A.B. Replies: There is no one-to-one straight translation of "creative differences." Instead of laboring over Da Vinci Code-like deciphering, think of the phrase the same way you think of "scheduling conflicts," which is just as much BS, only carved into a different shape. The phrase is a catchall, a fallback invented by shifty rich people and accepted by entertainment reporters too lazy or demoralized to press any further. Doing so would only get the writers uninvited from the Vanity Fair Oscar party, and nobody wants that kind of tragedy. Not in today's times.

According to managers, producers and other insiders wrangled by this B!tch, the most common gist behind creative differences is that two people--a producer and a director, a star and a supporting actor, Tom Cruise and the other Tom Cruise--got into a fight and want to light each other's hair on fire. Most of the time, the person with the greater power gets to stay on a project.

The loser gets to take his--oftentimes much smaller--balls and go home. Then some scurrying rodent in a linen suit issues a press release citing creative differences.
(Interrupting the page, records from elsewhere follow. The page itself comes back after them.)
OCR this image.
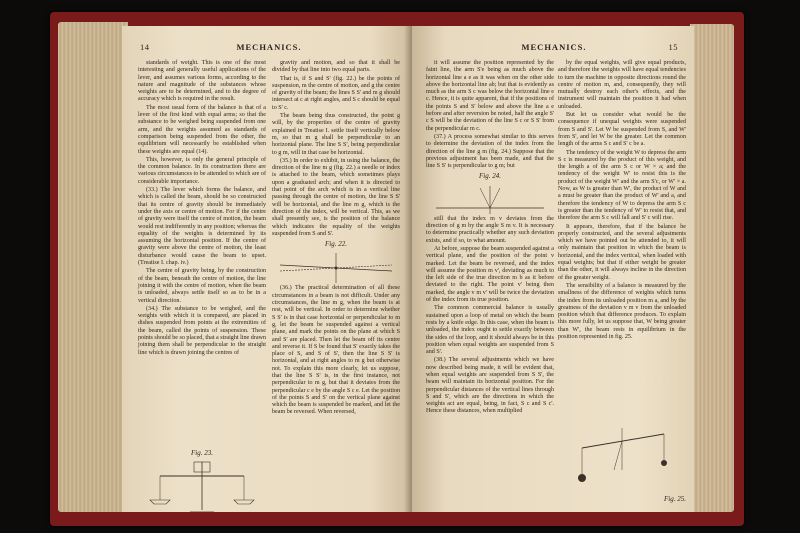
14	MECHANICS.

standards of weight. This is one of the most interesting and generally useful applications of the lever, and assumes various forms, according to the nature and magnitude of the substances whose weights are to be determined, and to the degree of accuracy which is required in the result.

The most usual form of the balance is that of a lever of the first kind with equal arms; so that the substance to be weighed being suspended from one arm, and the weights assumed as standards of comparison being suspended from the other, the equilibrium will necessarily be established when these weights are equal (14).

This, however, is only the general principle of the common balance. In its construction there are various circumstances to be attended to which are of considerable importance.

(33.) The lever which forms the balance, and which is called the beam, should be so constructed that its centre of gravity should be immediately under the axis or centre of motion. For if the centre of gravity were itself the centre of motion, the beam would rest indifferently in any position; whereas the equality of the weights is determined by its assuming the horizontal position. If the centre of gravity were above the centre of motion, the least disturbance would cause the beam to upset. (Treatise I. chap. iv.)

The centre of gravity being, by the construction of the beam, beneath the centre of motion, the line joining it with the centre of motion, when the beam is unloaded, always settle itself so as to be in a vertical direction.

(34.) The substance to be weighed, and the weights with which it is compared, are placed in dishes suspended from points at the extremities of the beam, called the points of suspension. These points should be so placed, that a straight line drawn joining them shall be perpendicular to the straight line which is drawn joining the centres of

gravity and motion, and so that it shall be divided by that line into two equal parts.

That is, if S and S' (fig. 22.) be the points of suspension, m the centre of motion, and g the centre of gravity of the beam; the lines S S' and m g should intersect at c at right angles, and S c should be equal to S' c.

The beam being thus constructed, the point g will, by the properties of the centre of gravity explained in Treatise I. settle itself vertically below m, so that m g shall be perpendicular to an horizontal plane. The line S S', being perpendicular to g m, will in that case be horizontal.

(35.) In order to exhibit, in using the balance, the direction of the line m g (fig. 22.) a needle or index is attached to the beam, which sometimes plays upon a graduated arch; and when it is directed to that point of the arch which is in a vertical line passing through the centre of motion, the line S S' will be horizontal, and the line m g, which is the direction of the index, will be vertical. This, as we shall presently see, is the position of the balance which indicates the equality of the weights suspended from S and S'.

Fig. 22.

(36.) The practical determination of all these circumstances in a beam is not difficult. Under any circumstances, the line m g, when the beam is at rest, will be vertical. In order to determine whether S S' is in that case horizontal or perpendicular to m g, let the beam be suspended against a vertical plane, and mark the points on the plane at which S and S' are placed. Then let the beam off its centre and reverse it. If S be found that S' exactly takes the place of S, and S of S', then the line S S' is horizontal, and at right angles to m g but otherwise not. To explain this more clearly, let us suppose, that the line S S' is, in the first instance, not perpendicular to m g, but that it deviates from the perpendicular c e by the angle S c e. Let the position of the points S and S' on the vertical plane against which the beam is suspended be marked, and let the beam be reversed. When reversed,

Fig. 23.
MECHANICS.	15

it will assume the position represented by the faint line, the arm S'e being as much above the horizontal line a e as it was when on the other side above the horizontal line ab; but that is evidently as much as the arm S c was below the horizontal line e c. Hence, it is quite apparent, that if the positions of the points S and S' below and above the line a e before and after reversion be noted, half the angle S' c S will be the deviation of the line S c or S S' from the perpendicular m c.

(37.) A process somewhat similar to this serves to determine the deviation of the index from the direction of the line g m (fig. 24.) Suppose that the previous adjustment has been made, and that the line S S' is perpendicular to g m; but

Fig. 24.

still that the index m v deviates from the direction of g m by the angle S m v. It is necessary to determine practically whether any such deviation exists, and if so, to what amount.

At before, suppose the beam suspended against a vertical plane, and the position of the point v marked. Let the beam be reversed, and the index will assume the position m v', deviating as much to the left side of the true direction m b as it before deviated to the right. The point v' being then marked, the angle v m v' will be twice the deviation of the index from its true position.

The common commercial balance is usually sustained upon a loop of metal on which the beam rests by a knife edge. In this case, when the beam is unloaded, the index ought to settle exactly between the sides of the loop, and it should always be in this position when equal weights are suspended from S and S'.

(38.) The several adjustments which we have now described being made, it will be evident that, when equal weights are suspended from S S', the beam will maintain its horizontal position. For the perpendicular distances of the vertical lines through S and S', which are the directions in which the weights act are equal, being, in fact, S c and S c'. Hence these distances, when multiplied

by the equal weights, will give equal products, and therefore the weights will have equal tendencies to turn the machine in opposite directions round the centre of motion m, and, consequently, they will mutually destroy each other's effects, and the instrument will maintain the position it had when unloaded.

But let us consider what would be the consequence if unequal weights were suspended from S and S'. Let W be suspended from S, and W' from S', and let W be the greater. Let the common length of the arms S c and S' c be a.

The tendency of the weight W to depress the arm S c is measured by the product of this weight, and the length a of the arm S c or W × a; and the tendency of the weight W' to resist this is the product of the weight W' and the arm S'c, or W' × a. Now, as W is greater than W', the product of W and a must be greater than the product of W' and a, and therefore the tendency of W to depress the arm S c is greater than the tendency of W' to resist that, and therefore the arm S c will fall and S' c will rise.

It appears, therefore, that if the balance be properly constructed, and the several adjustments which we have pointed out be attended to, it will only maintain that position in which the beam is horizontal, and the index vertical, when loaded with equal weights; but that if either weight be greater than the other, it will always incline in the direction of the greater weight.

The sensibility of a balance is measured by the smallness of the difference of weights which turns the index from its unloaded position m a, and by the greatness of the deviation v m v from the unloaded position which that difference produces. To explain this more fully, let us suppose that, W being greater than W', the beam rests in equilibrium in the position represented in fig. 25.

Fig. 25.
The only other consistent thing about the phrase is that it is commonly used when filmmakers want to avoid courtroom drama. The smaller-balled people can sue those who defame them in the press, especially if a nondisclosure agreement is hanging over the whole affair. But wording like creative differences leaves no one injured, at least, not publicly.

"It's a way to say, 'We don't see eye to eye on the project,' " says Susan Silver, one of the original writers of The Mary Tyler Moore Show, The Bob Newhart Show, Square Pegs and other TV projects. "It's a nonderogatory way to say goodbye that will not lead to a lawsuit."

For example, last month, Wedding Crashers director David Dobkin left an upcoming movie project costarring Adam Sandler and Kevin James. The film, called I Now Pronounce You Chuck and Larry, is about straight firefighters who pose as a gay married couple for insurance purposes.

Per Variety: "Dobkin dropped out abruptly on Wednesday, citing big creative differences, studio sources said. Word is Dobkin ankled because there was a gap between the Sandler vehicle the studio expected to make and Dobkin's view of what the film should be. Studio reps said there were no creative differences--he simply passed."

Good thing the poor man escaped before anyone got their hair lit on fire.